The point is this: the mask of empire did not slip; it was willfully discarded. As Washington transformed imperial violence into content creation for a digital age, shamelessness became a viral strategy. Why? Because, in America’s efforts to assert regional dominance and stave off the spectre of decline, performative brute force is imperative. Through intimidation and extortion, the Trump corollary to the Monroe doctrine – or the “Donroe doctrine”, as he calls it – seeks to impress upon the peoples of the western hemisphere that the days of preponderant US power are ahead, not behind, and that America can be made great again. The governments of Claudia Sheinbaum, Miguel Díaz-Canel and Gustavo Petro, Trump hopes, might be subdued by the flagrance and violence with which his administration flouts international and domestic law.

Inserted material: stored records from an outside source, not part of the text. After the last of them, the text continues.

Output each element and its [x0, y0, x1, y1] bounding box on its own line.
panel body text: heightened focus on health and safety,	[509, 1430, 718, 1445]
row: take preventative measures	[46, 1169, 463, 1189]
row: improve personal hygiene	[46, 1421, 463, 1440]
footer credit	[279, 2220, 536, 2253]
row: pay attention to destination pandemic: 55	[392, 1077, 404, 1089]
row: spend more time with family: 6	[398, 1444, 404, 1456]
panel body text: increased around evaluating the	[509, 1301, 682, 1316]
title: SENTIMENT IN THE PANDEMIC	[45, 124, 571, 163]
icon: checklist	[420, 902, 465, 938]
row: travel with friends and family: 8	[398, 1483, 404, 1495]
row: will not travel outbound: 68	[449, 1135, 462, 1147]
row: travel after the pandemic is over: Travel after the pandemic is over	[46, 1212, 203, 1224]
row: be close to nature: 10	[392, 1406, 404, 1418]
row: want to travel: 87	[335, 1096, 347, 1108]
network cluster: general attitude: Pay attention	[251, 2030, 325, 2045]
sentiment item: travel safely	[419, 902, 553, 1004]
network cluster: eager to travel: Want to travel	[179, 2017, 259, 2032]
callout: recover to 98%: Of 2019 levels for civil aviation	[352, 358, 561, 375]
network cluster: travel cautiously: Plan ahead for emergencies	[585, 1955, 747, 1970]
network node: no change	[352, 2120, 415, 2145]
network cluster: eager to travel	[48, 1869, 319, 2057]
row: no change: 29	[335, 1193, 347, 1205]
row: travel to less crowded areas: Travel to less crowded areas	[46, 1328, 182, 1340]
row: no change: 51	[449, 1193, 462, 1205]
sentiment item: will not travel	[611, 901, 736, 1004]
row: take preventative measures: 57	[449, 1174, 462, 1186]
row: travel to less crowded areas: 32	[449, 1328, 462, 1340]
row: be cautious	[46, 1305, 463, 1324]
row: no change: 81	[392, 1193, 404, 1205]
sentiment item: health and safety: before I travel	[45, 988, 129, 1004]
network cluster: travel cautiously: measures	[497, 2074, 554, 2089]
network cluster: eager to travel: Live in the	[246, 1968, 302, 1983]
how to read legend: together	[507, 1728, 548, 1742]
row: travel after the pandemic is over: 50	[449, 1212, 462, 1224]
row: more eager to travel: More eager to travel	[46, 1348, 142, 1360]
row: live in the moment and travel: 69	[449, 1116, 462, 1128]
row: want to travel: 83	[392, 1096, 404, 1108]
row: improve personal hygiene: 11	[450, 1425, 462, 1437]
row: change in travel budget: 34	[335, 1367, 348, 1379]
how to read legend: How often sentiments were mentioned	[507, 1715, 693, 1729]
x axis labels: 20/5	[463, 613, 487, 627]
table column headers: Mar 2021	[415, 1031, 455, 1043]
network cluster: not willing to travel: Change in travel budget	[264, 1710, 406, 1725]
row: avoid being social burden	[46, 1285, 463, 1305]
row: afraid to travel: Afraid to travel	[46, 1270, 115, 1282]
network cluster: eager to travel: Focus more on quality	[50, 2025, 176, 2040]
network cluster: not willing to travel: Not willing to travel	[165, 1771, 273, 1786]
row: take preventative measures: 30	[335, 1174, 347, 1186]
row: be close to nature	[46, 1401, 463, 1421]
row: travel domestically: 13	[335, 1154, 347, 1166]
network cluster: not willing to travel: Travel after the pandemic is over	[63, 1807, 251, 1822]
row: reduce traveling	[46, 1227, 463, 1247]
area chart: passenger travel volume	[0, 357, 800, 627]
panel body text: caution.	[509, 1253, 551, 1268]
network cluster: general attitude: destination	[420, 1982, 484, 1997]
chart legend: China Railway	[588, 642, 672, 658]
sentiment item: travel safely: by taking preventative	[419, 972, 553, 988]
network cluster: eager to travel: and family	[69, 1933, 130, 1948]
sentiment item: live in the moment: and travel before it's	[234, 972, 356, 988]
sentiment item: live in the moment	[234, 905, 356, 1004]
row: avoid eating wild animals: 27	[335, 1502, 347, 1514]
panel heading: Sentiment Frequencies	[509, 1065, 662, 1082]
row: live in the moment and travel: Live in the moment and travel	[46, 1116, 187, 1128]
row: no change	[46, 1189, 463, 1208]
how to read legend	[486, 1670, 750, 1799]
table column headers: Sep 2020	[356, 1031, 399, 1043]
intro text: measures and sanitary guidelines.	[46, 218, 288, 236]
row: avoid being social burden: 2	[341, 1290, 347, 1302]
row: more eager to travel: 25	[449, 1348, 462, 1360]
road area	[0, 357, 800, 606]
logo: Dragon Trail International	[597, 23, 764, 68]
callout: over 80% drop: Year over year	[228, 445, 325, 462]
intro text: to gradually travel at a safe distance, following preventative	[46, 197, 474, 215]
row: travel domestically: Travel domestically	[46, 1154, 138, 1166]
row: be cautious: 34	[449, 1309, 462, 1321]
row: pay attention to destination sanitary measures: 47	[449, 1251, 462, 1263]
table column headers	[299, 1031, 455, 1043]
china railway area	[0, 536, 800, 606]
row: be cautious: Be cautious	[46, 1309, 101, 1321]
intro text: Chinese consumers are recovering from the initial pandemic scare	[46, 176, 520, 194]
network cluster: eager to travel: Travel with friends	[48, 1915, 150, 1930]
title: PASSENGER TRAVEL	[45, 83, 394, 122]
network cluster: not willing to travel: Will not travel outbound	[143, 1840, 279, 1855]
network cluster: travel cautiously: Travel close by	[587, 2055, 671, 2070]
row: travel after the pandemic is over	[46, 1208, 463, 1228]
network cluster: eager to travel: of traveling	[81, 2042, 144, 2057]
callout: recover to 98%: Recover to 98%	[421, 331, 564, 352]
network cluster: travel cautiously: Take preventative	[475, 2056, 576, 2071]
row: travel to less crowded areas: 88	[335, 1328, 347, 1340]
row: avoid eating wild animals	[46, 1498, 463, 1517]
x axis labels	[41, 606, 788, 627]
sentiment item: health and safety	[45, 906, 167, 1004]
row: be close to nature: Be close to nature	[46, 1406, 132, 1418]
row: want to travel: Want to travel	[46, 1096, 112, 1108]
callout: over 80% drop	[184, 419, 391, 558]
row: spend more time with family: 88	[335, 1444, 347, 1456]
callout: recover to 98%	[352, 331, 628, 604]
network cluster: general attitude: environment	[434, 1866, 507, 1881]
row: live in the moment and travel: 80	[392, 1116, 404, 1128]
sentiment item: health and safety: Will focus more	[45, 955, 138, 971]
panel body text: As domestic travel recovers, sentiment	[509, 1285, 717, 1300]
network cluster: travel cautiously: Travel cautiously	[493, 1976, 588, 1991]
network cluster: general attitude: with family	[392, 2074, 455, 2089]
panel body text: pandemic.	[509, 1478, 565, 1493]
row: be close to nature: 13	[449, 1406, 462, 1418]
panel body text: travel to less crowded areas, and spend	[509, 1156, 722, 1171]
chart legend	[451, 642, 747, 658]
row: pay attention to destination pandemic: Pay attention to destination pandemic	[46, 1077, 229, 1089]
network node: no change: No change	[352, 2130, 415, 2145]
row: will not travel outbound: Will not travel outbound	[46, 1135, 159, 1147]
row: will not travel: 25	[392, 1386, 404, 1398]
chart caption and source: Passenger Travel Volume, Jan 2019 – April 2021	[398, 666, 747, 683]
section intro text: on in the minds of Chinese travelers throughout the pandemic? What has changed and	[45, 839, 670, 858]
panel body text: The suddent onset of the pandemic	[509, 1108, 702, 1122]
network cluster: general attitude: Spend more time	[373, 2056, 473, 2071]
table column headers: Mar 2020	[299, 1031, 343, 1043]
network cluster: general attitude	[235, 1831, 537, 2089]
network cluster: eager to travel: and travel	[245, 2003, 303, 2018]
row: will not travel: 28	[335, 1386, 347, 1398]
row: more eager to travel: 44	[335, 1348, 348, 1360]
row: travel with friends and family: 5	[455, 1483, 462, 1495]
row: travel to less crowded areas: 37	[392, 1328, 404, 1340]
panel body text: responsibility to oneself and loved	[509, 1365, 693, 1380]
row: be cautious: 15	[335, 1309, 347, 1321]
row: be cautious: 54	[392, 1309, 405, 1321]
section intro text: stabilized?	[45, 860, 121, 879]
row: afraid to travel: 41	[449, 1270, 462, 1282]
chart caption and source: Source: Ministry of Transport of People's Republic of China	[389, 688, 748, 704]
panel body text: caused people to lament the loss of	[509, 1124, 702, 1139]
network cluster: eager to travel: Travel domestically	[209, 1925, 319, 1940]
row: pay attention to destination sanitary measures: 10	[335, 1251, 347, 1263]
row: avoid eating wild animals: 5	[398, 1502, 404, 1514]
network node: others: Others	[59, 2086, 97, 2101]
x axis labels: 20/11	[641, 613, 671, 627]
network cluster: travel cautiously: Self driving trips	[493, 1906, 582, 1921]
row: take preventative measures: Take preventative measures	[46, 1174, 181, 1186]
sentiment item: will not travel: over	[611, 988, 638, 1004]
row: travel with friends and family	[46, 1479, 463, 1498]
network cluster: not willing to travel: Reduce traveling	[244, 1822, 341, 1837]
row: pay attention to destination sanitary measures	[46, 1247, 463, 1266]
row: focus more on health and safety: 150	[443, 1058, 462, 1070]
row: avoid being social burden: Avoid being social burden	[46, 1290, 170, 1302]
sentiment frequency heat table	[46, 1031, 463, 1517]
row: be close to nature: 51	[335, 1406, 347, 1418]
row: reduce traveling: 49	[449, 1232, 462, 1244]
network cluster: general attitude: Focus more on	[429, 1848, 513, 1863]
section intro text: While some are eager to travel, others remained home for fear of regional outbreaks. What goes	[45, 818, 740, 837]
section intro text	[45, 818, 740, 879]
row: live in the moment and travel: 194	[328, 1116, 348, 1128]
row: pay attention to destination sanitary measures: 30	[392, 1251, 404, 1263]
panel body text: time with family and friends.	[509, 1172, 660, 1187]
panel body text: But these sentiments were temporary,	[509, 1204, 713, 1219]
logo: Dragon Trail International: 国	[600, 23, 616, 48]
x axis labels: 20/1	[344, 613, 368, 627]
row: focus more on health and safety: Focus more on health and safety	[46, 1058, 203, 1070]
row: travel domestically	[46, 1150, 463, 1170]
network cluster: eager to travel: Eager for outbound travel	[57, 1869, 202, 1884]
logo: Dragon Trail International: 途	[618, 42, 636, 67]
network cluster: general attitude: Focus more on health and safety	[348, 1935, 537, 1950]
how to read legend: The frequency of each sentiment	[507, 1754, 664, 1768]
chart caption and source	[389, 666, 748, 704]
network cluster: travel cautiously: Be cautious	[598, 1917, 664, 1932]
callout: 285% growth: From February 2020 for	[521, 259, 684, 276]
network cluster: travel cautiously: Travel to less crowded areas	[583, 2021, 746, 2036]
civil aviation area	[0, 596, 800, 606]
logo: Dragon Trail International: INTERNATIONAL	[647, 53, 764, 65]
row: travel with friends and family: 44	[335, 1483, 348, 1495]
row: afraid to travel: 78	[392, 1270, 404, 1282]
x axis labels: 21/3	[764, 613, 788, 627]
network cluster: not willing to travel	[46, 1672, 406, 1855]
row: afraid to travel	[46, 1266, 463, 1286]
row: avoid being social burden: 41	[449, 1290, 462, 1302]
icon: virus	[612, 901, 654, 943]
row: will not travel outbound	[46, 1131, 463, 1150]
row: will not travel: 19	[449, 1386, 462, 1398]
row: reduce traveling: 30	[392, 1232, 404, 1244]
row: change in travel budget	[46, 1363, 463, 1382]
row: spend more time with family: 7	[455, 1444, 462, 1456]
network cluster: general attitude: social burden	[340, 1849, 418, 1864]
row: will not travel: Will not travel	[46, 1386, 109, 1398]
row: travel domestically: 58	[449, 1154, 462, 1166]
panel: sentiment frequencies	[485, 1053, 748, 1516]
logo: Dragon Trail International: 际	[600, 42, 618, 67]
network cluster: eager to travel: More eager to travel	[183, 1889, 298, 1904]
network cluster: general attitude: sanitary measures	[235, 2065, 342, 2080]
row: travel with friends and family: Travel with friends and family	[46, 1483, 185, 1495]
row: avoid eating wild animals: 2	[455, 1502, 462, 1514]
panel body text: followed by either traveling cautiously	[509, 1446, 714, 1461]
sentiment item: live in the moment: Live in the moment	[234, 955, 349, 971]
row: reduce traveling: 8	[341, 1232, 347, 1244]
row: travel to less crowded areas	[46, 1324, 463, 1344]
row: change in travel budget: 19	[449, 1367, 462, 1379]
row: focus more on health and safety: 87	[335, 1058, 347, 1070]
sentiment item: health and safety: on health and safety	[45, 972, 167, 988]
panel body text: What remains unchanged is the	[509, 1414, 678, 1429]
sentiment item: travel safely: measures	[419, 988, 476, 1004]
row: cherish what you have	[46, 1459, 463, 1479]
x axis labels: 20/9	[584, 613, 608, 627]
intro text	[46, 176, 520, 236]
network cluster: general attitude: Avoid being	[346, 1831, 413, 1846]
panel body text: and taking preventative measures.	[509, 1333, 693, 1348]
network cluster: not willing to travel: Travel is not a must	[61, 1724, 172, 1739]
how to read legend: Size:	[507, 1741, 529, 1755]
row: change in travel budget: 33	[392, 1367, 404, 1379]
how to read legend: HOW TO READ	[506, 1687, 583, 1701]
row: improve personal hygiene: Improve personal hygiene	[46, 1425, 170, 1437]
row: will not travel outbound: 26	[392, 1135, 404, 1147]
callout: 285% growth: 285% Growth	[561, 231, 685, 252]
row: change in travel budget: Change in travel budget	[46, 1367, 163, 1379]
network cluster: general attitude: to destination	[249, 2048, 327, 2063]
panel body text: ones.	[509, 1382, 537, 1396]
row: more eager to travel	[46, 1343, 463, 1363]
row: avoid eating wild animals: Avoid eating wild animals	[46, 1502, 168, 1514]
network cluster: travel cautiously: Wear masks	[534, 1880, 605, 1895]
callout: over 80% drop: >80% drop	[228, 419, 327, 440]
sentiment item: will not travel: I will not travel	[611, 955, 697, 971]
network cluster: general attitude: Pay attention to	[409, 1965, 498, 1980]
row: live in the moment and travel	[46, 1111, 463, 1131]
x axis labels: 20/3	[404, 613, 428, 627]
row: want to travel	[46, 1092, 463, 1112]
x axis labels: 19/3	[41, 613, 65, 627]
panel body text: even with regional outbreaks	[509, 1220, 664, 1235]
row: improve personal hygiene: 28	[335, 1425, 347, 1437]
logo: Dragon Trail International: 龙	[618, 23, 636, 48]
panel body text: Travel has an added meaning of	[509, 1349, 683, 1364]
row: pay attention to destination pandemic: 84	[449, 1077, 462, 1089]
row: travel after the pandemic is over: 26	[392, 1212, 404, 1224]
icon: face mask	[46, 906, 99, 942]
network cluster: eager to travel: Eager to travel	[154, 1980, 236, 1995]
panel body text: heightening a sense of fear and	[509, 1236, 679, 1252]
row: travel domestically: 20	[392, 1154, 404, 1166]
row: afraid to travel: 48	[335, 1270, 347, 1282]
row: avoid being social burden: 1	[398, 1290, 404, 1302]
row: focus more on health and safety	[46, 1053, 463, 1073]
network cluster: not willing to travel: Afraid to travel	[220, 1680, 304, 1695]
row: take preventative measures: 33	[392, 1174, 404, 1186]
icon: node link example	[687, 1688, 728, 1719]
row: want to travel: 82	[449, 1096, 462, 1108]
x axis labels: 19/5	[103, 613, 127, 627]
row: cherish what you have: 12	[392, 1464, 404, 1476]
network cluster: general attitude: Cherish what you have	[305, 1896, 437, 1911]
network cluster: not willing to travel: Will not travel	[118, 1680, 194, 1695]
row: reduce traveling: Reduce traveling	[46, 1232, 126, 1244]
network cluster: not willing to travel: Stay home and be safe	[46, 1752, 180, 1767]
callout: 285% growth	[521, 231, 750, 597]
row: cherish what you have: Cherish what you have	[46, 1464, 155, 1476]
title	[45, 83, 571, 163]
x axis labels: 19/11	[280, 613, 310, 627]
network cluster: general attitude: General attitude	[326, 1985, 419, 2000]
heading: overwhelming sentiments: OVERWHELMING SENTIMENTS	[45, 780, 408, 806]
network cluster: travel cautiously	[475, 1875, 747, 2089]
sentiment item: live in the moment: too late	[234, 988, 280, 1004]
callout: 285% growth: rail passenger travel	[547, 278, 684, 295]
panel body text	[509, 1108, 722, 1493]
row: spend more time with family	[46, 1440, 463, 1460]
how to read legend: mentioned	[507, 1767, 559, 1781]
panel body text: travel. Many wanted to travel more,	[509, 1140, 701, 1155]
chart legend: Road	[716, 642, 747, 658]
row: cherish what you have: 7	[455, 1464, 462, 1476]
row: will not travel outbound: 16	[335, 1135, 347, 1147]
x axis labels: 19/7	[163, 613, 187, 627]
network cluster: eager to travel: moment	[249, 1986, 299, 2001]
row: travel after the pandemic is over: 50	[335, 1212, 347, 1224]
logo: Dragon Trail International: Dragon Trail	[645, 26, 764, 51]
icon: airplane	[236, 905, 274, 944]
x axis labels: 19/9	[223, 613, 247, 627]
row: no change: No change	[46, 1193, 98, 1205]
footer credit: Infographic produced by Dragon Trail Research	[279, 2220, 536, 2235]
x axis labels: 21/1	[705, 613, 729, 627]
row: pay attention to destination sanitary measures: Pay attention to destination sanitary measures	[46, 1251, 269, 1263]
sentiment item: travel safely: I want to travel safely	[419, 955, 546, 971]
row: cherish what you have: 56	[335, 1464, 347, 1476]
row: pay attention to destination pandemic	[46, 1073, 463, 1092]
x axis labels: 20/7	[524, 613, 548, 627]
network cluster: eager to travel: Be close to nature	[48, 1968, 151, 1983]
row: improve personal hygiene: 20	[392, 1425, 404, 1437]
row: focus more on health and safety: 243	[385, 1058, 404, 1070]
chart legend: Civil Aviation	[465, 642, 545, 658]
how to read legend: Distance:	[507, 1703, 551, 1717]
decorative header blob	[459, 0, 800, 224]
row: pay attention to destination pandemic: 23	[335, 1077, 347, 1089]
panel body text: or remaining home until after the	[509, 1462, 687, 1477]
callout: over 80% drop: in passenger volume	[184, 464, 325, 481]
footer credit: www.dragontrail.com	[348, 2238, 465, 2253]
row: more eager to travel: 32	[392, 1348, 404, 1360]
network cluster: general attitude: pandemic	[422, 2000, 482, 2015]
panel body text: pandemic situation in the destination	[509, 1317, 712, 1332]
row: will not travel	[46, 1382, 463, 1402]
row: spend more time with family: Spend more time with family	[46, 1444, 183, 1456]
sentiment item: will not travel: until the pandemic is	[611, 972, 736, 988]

But Latin America will not be brought to heel by shock and awe. Ultimately, the spectacle of lawlessness to which the people of Venezuela have been subject belies a fundamental truth: Washington’s power is waning. “This is our hemisphere,” declared the US state department as Maduro’s show trial began in New York City. America’s foreign policy establishment no longer aspires to unipolarity. Its horizons have narrowed after the US proved unable to contain the rise of China. Even the pursuit of long-term hemispheric dominance may yet prove beyond the capabilities of a society gripped by permanent internal crisis. For now, the US empire makes do by flexing its increasingly atrophied muscles, brandishing its absence of restraint in a desperate attempt to discipline its southern neighbours. The wreckage in Caracas attests to the violence of this process.

Progressive forces should not be intimidated. To kowtow, prevaricate or stay silent in the face of America’s criminal aggression is only to clear the way for a world where might is right. Rather, let us take up the message of Mexico’s President Sheinbaum, who responded to Trump’s threats against Mexican democracy by straightforwardly rejecting interventionism. “Only the peoples can build their own future, decide their road forward, exercise sovereignty over their natural resources, and freely define their form of government,” she said on Monday morning.

These are the principles which led the Community of Latin American and Caribbean States (Celac) to declare the region as a “zone of peace” in 2014. This collective commitment to resolving conflicts through dialogue rather than force, to respect sovereignty and non-intervention, and to construct an alternative regional order based on cooperation rather than domination is the aspiration to which Washington most objects – not least because it represented a united front against the “Donroe doctrine”. 

This example, like the Hague Group, provides a model for willing states to band together against US power. Showing solidarity with such initiatives, those of us whose governments would sooner bend the knee to Trump must agitate at home for a sovereign, democratic foreign policy. Only then might the peoples of the world be shielded from the death throes of a collapsing empire.

Coll McCail is a freelance writer based in Glasgow. He is a member of the Progressive International’s Secretariat.